Security Recommendations

This document describes some security recommendations when deploying Antrea in a cluster, and in particular a multi-tenancy cluster.

To report a vulnerability in Antrea, please refer to SECURITY.md.

For information about securing Antrea control-plane communications, refer to this document.

Protecting Your Cluster Against Privilege Escalations

Antrea Agent

Like all other K8s Network Plugins, Antrea runs an agent (the Antrea Agent) on every Node on the cluster, using a K8s DaemonSet. And just like for other K8s Network Plugins, this agent requires a specific set of permissions which grant it access to the K8s API using RBAC. These permissions are required to implement the different features offered by Antrea. If any Node in the cluster happens to become compromised (e.g., by an escaped container) and the token for the antrea-agent ServiceAccount is harvested by the attacker, some of these permissions can be leveraged to negatively affect other workloads running on the cluster.

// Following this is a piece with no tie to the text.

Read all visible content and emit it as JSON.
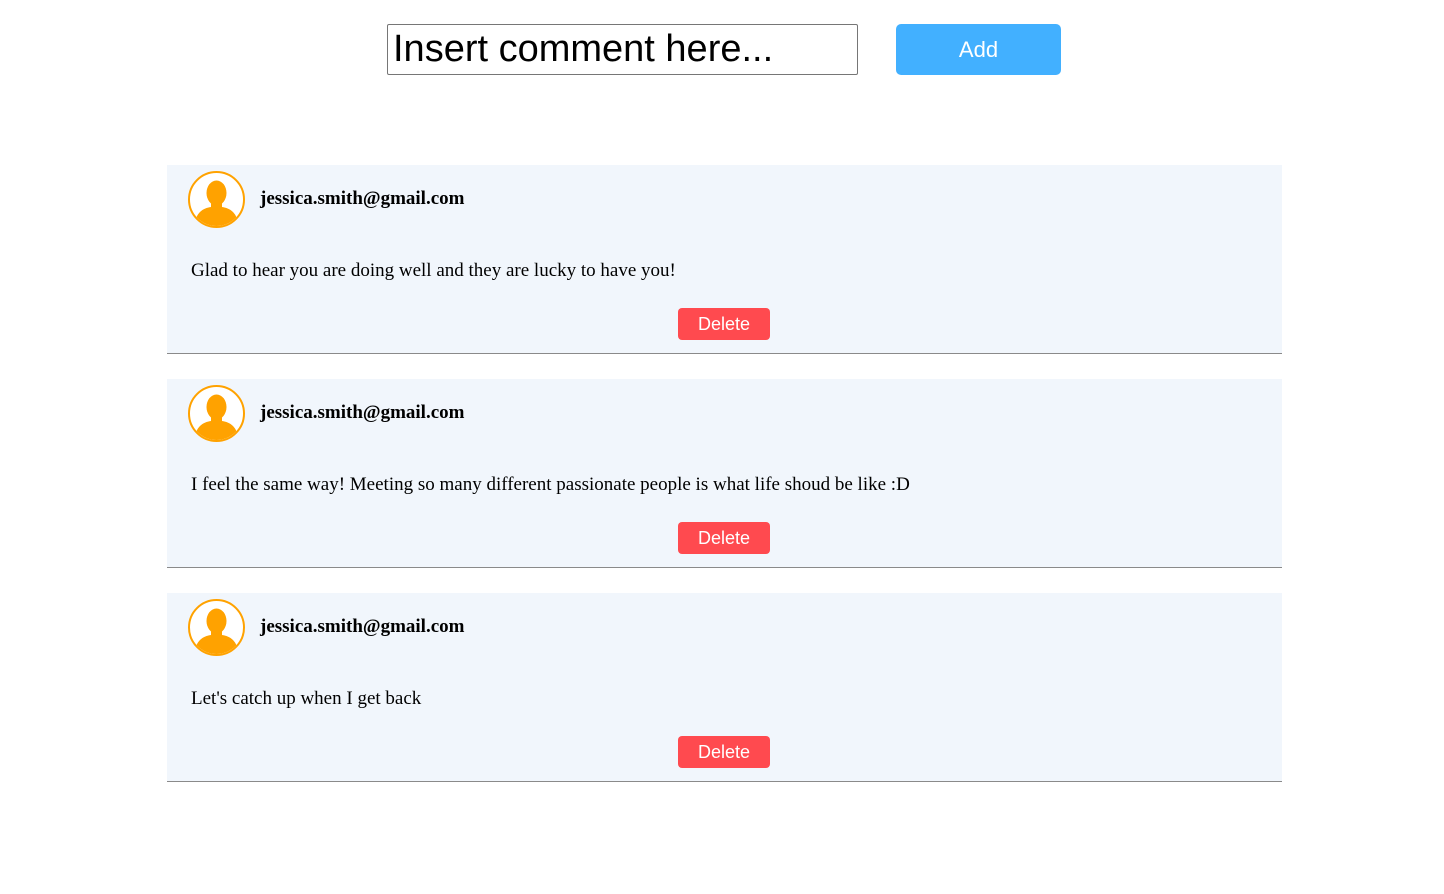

In particular, the Antrea Agent is granted the following permissions:

  • patch the pods/status resources: a successful attacker could abuse this permission to re-label Pods to facilitate confused deputy attacks against built-in controllers. For example, making a Pod match a Service selector in order to man-in-the-middle (MITM) the Service traffic, or making a Pod match a ReplicaSet selector so that the ReplicaSet controller deletes legitimate replicas.
  • patch the nodes/status resources: a successful attacker could abuse this permission to affect scheduling by modifying Node fields like labels, capacity, and conditions.

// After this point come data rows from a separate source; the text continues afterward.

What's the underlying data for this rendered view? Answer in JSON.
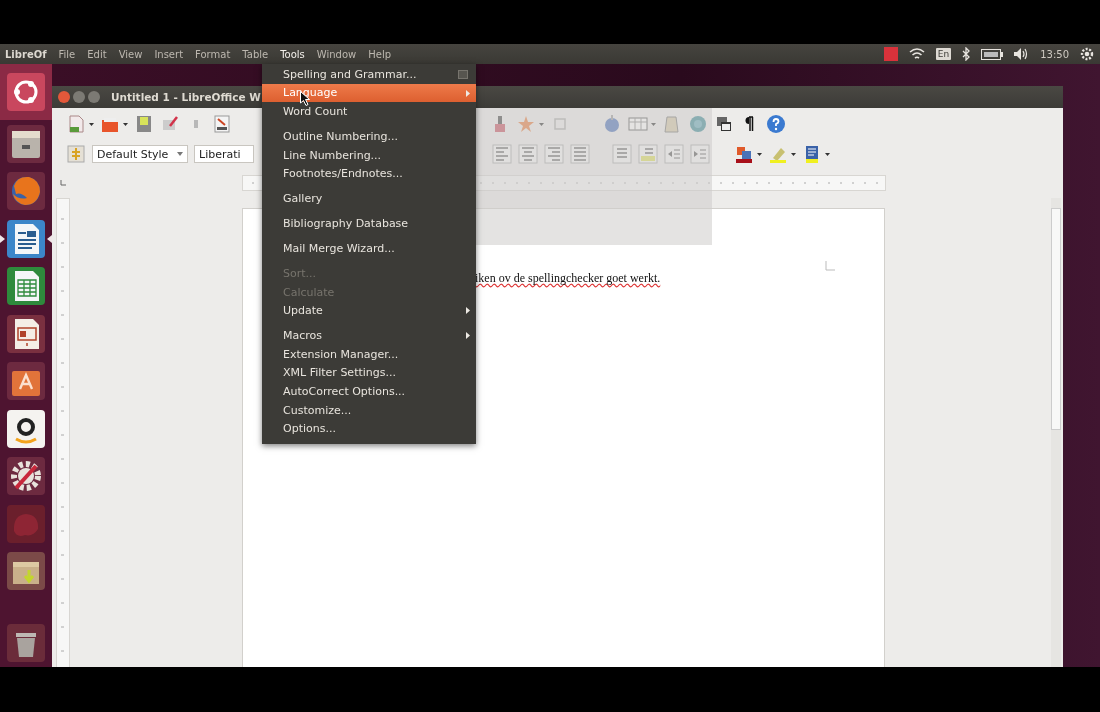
{
  "top_panel": {
    "app_name": "LibreOf",
    "menus": [
      {
        "label": "File",
        "selected": false
      },
      {
        "label": "Edit",
        "selected": false
      },
      {
        "label": "View",
        "selected": false
      },
      {
        "label": "Insert",
        "selected": false
      },
      {
        "label": "Format",
        "selected": false
      },
      {
        "label": "Table",
        "selected": false
      },
      {
        "label": "Tools",
        "selected": true
      },
      {
        "label": "Window",
        "selected": false
      },
      {
        "label": "Help",
        "selected": false
      }
    ],
    "keyboard_layout": "En",
    "clock": "13:50"
  },
  "launcher": [
    {
      "kind": "home",
      "active": false
    },
    {
      "kind": "files",
      "active": false
    },
    {
      "kind": "browser",
      "active": false
    },
    {
      "kind": "writer",
      "active": true
    },
    {
      "kind": "calc",
      "active": false
    },
    {
      "kind": "impress",
      "active": false
    },
    {
      "kind": "software",
      "active": false
    },
    {
      "kind": "shop",
      "active": false
    },
    {
      "kind": "settings",
      "active": false
    },
    {
      "kind": "red",
      "active": false
    },
    {
      "kind": "package",
      "active": false
    },
    {
      "kind": "trash",
      "active": false
    }
  ],
  "window": {
    "title": "Untitled 1 - LibreOffice W"
  },
  "formatting": {
    "paragraph_style": "Default Style",
    "font_name": "Liberati"
  },
  "document": {
    "text": "iken ov de spellingchecker goet werkt."
  },
  "tools_menu": [
    {
      "kind": "item",
      "label": "Spelling and Grammar...",
      "selected": false,
      "disabled": false,
      "submenu": false,
      "icon": true
    },
    {
      "kind": "item",
      "label": "Language",
      "selected": true,
      "disabled": false,
      "submenu": true
    },
    {
      "kind": "item",
      "label": "Word Count",
      "selected": false,
      "disabled": false,
      "submenu": false
    },
    {
      "kind": "separator"
    },
    {
      "kind": "item",
      "label": "Outline Numbering...",
      "selected": false,
      "disabled": false,
      "submenu": false
    },
    {
      "kind": "item",
      "label": "Line Numbering...",
      "selected": false,
      "disabled": false,
      "submenu": false
    },
    {
      "kind": "item",
      "label": "Footnotes/Endnotes...",
      "selected": false,
      "disabled": false,
      "submenu": false
    },
    {
      "kind": "separator"
    },
    {
      "kind": "item",
      "label": "Gallery",
      "selected": false,
      "disabled": false,
      "submenu": false
    },
    {
      "kind": "separator"
    },
    {
      "kind": "item",
      "label": "Bibliography Database",
      "selected": false,
      "disabled": false,
      "submenu": false
    },
    {
      "kind": "separator"
    },
    {
      "kind": "item",
      "label": "Mail Merge Wizard...",
      "selected": false,
      "disabled": false,
      "submenu": false
    },
    {
      "kind": "separator"
    },
    {
      "kind": "item",
      "label": "Sort...",
      "selected": false,
      "disabled": true,
      "submenu": false
    },
    {
      "kind": "item",
      "label": "Calculate",
      "selected": false,
      "disabled": true,
      "submenu": false
    },
    {
      "kind": "item",
      "label": "Update",
      "selected": false,
      "disabled": false,
      "submenu": true
    },
    {
      "kind": "separator"
    },
    {
      "kind": "item",
      "label": "Macros",
      "selected": false,
      "disabled": false,
      "submenu": true
    },
    {
      "kind": "item",
      "label": "Extension Manager...",
      "selected": false,
      "disabled": false,
      "submenu": false
    },
    {
      "kind": "item",
      "label": "XML Filter Settings...",
      "selected": false,
      "disabled": false,
      "submenu": false
    },
    {
      "kind": "item",
      "label": "AutoCorrect Options...",
      "selected": false,
      "disabled": false,
      "submenu": false
    },
    {
      "kind": "item",
      "label": "Customize...",
      "selected": false,
      "disabled": false,
      "submenu": false
    },
    {
      "kind": "item",
      "label": "Options...",
      "selected": false,
      "disabled": false,
      "submenu": false
    }
  ]
}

In both cases, the Antrea Agent only requires the ability to mutate the annotations field for all Pods and Nodes, but with K8s RBAC, the lowest permission level that we can grant the Antrea Agent to satisfy this requirement is the patch verb for the status subresource for Pods and Nodes (which also provides the ability to mutate labels).

To mitigate the risk presented by these permissions in case of a compromised token, we suggest that you use Gatekeeper, with the appropriate policy. We provide the following Gatekeeper policy, consisting of a ConstraintTemplate and the corresponding Constraint. When using this policy, it will no longer be possible for the antrea-agent ServiceAccount to mutate anything besides annotations for the Pods and Nodes resources.

  1. # ConstraintTemplate
  2. apiVersion: templates.gatekeeper.sh/v1
  3. kind: ConstraintTemplate
  4. metadata:
  5. name: antreaagentstatusupdates
  6. annotations:
  7. description: >-
  8. Disallows unauthorized updates to status subresource by Antrea Agent
  9. Only annotations can be mutated
  10. spec:
  11. crd:
  12. spec:
  13. names:
  14. kind: AntreaAgentStatusUpdates
  15. targets:
  16. - target: admission.k8s.gatekeeper.sh
  17. rego: |
  18. package antreaagentstatusupdates
  19. username := object.get(input.review.userInfo, "username", "")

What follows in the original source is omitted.